🤖 AI Summary
To address the low efficiency of hyperparameter optimization and poor cross-task generalization in wireless network traffic forecasting, this paper proposes a meta-learning-driven automated hyperparameter optimization framework. The method employs an attention-based deep neural network as the base learner; task-specific meta-features guide a K-nearest neighbors (KNN) search for candidate optimization strategies, while an enhanced genetic algorithm—incorporating intelligent chromosome selection—dynamically generates optimal hyperparameters.
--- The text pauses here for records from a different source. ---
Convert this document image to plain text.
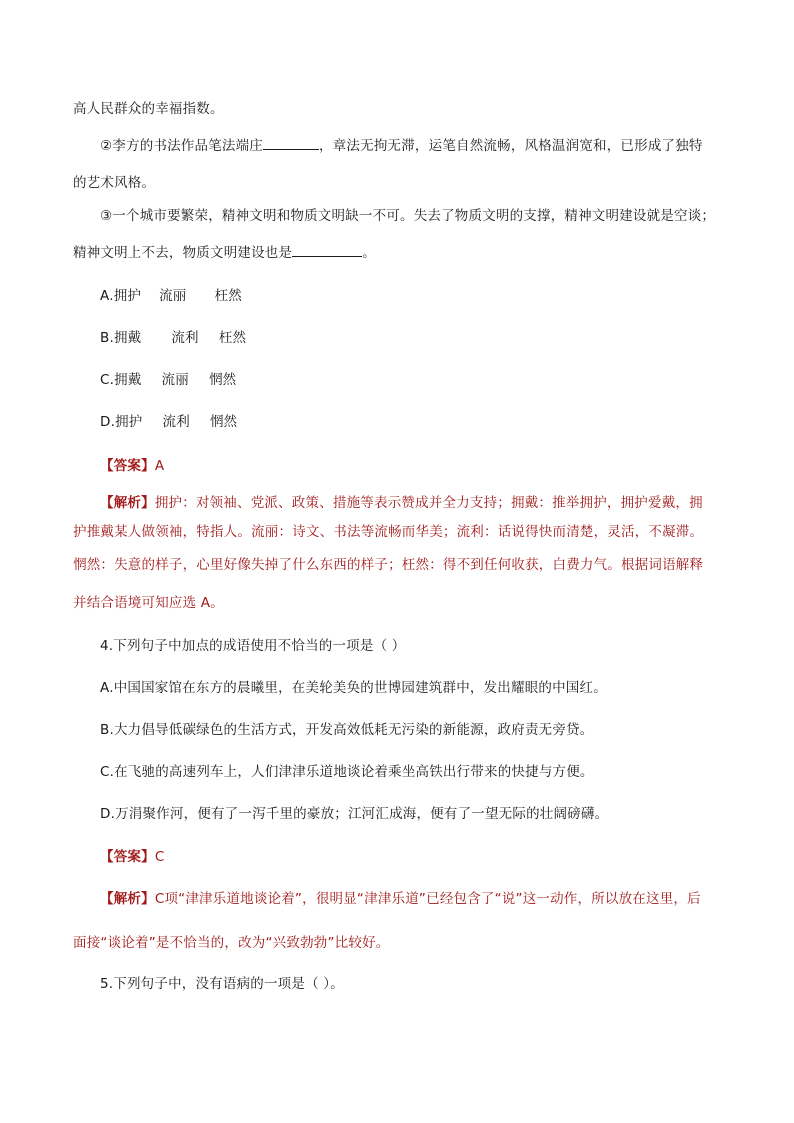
高人民群众的幸福指数。
②李方的书法作品笔法端庄	，章法无拘无滞，运笔自然流畅，风格温润宽和，已形成了独特
的艺术风格。
③一个城市要繁荣，精神文明和物质文明缺一不可。失去了物质文明的支撑，精神文明建设就是空谈；
精神文明上不去，物质文明建设也是	。
A.拥护 流丽 枉然
B.拥戴 流利 枉然
C.拥戴 流丽 惘然
D.拥护 流利 惘然
【答案】A
【解析】拥护：对领袖、党派、政策、措施等表示赞成并全力支持；拥戴：推举拥护，拥护爱戴，拥
护推戴某人做领袖，特指人。流丽：诗文、书法等流畅而华美；流利：话说得快而清楚，灵活，不凝滞。
惘然：失意的样子，心里好像失掉了什么东西的样子；枉然：得不到任何收获，白费力气。根据词语解释
并结合语境可知应选 A。
4.下列句子中加点的成语使用不恰当的一项是（ ）
A.中国国家馆在东方的晨曦里，在美轮美奂的世博园建筑群中，发出耀眼的中国红。
B.大力倡导低碳绿色的生活方式，开发高效低耗无污染的新能源，政府责无旁贷。
C.在飞驰的高速列车上，人们津津乐道地谈论着乘坐高铁出行带来的快捷与方便。
D.万涓聚作河，便有了一泻千里的豪放；江河汇成海，便有了一望无际的壮阔磅礴。
【答案】C
【解析】C项“津津乐道地谈论着”，很明显“津津乐道”已经包含了“说”这一动作，所以放在这里，后
面接“谈论着”是不恰当的，改为“兴致勃勃”比较好。
5.下列句子中，没有语病的一项是（ ）。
Its core innovation lies in the first integration of meta-feature-guided KNN retrieval with a search-efficient genetic algorithm, enabling synergistic cross-task knowledge transfer and task-specific hyperparameter tuning. Evaluated on real-world wireless traffic datasets, the framework reduces the base learner’s mean absolute error (MAE) by 18.7% on average and accelerates hyperparameter search by 5.3×, significantly improving both predictive accuracy and generalization capability.
📝 Abstract
In this paper, we propose a novel meta-learning based hyper-parameter optimization framework for wireless network traffic prediction models. An attention-based deep neural network (ADNN) is adopted as the prediction model, i.e., base-learner, for each wireless network traffic prediction task, namely base-task, and a meta-learner is employed to automatically generate the optimal hyper-parameters for a given base-learner according to the corresponding base-task's intrinsic characteristics or properties, i.e., meta-features. Based on our observation from real-world traffic records that base-tasks possessing similar meta-features tend to favour similar hyper-parameters for their base-learners, the meta-learner exploits a K-nearest neighbor (KNN) learning method to obtain a set of candidate hyper-parameter selection strategies for a new base-learner, which are then utilized by an advanced genetic algorithm with intelligent chromosome screening to finally acquire the best hyper-parameter selection strategy. Extensive experiments demonstrate that base-learners in the proposed framework have high potential prediction ability for wireless network traffic prediction task, and the meta-learner can enormously elevate the base-learners' performance by providing them the optimal hyper-parameters.